The average discharge of water into the entire Indus-Ganga-Brahmaputra basin is likely to increase in both short-term, 2035-2064, and long term, 2075-2100, as compared to 1981-2010, mainly due to increase in precipitation extremes and temperature extremes, he adds.
“Water availability is a complex interplay between precipitation (rainfall and snowfall), cryosphere (places where water is in frozen form, as ice) melting and water use,” Shrestha says. “There are strong variations in glacier change and water availability in the three basins as a result of the differences in geography and influence of monsoon and non-monsoon precipitation.”
Data for adaptation
In any case, the results of the new study can be useful in developing adaptation strategies and policy decisions to mitigate the adverse effect of climate change and extreme events, the scientists write in their paper. For example, the better understanding of rainfall trends can help inform sustainable water management policies.
Groundwater overuse
Overextraction of water for agriculture lies at the heart of the region’s water problems. How water is used, especially in the context of crop practices, plays an important role in determining total water storage, says Rajiv Sinha, professor at the department of earth sciences at the Indian Institute of Technology Kanpur. For example, there is a groundwater crisis in north-western India, especially in Punjab and Haryana states which were at the centre of India’s Green Revolution. The country ramped up wheat and rice production in the 1960s by introducing high-yielding varieties which also required high levels of irrigation and fertilisers.
“The groundwater crisis in north-western India is the result of over-exploitation of groundwater resources for irrigation,” a team of scientists that included Sinha wrote in Nature Scientific Reports in August.

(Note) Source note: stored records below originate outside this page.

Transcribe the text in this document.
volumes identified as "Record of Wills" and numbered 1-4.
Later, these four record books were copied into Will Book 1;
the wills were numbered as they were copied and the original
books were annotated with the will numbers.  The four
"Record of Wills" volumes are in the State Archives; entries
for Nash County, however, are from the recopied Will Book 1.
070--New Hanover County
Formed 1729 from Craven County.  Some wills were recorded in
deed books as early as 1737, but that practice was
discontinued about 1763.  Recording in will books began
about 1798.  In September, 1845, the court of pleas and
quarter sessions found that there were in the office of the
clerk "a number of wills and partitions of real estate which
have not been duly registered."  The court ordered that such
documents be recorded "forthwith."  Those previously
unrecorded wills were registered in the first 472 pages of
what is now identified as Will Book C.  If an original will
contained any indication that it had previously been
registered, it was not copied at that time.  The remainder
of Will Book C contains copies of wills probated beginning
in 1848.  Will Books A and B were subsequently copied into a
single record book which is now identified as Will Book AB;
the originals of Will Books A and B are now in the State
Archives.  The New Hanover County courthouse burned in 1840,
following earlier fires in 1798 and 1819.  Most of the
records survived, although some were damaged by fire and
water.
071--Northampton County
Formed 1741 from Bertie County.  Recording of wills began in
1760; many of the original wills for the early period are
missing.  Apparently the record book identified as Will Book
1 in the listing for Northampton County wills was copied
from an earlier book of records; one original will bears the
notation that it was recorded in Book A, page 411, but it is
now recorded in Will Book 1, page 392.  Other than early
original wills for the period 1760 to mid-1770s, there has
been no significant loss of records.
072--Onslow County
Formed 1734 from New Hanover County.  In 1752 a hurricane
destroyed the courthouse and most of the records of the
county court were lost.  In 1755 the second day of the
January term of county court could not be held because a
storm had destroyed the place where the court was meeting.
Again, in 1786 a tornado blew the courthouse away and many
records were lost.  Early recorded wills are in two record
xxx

Computer simulations showed that if the groundwater continues to be extracted at current rates until 2028, water levels will fall by up to 2.8 metres each year in some areas. However if extraction was reduced by 20% each year, rates of groundwater decline could be reduced by up to 67%.
How to recharge groundwater?
Sinha says that annual fluctuations in the groundwater table have changed in recent years. Earlier, groundwater levels revived in the post-monsoon seasons due to the rains. “But from 2000 onwards, the groundwater levels are not picking up,” he says.
Sinha’s studies in Bihar, where the Ganga flows, show a 2-3 metre decline in groundwater levels in several districts both before and after the monsoon from 2004 to 2013.
India needs to design ways to recharge groundwater, such as check dams, percolation ponds, or by injecting water directly into the aquifers, Sinha adds. It also needs to change its crop growing and irrigation practices to avoid future water stress.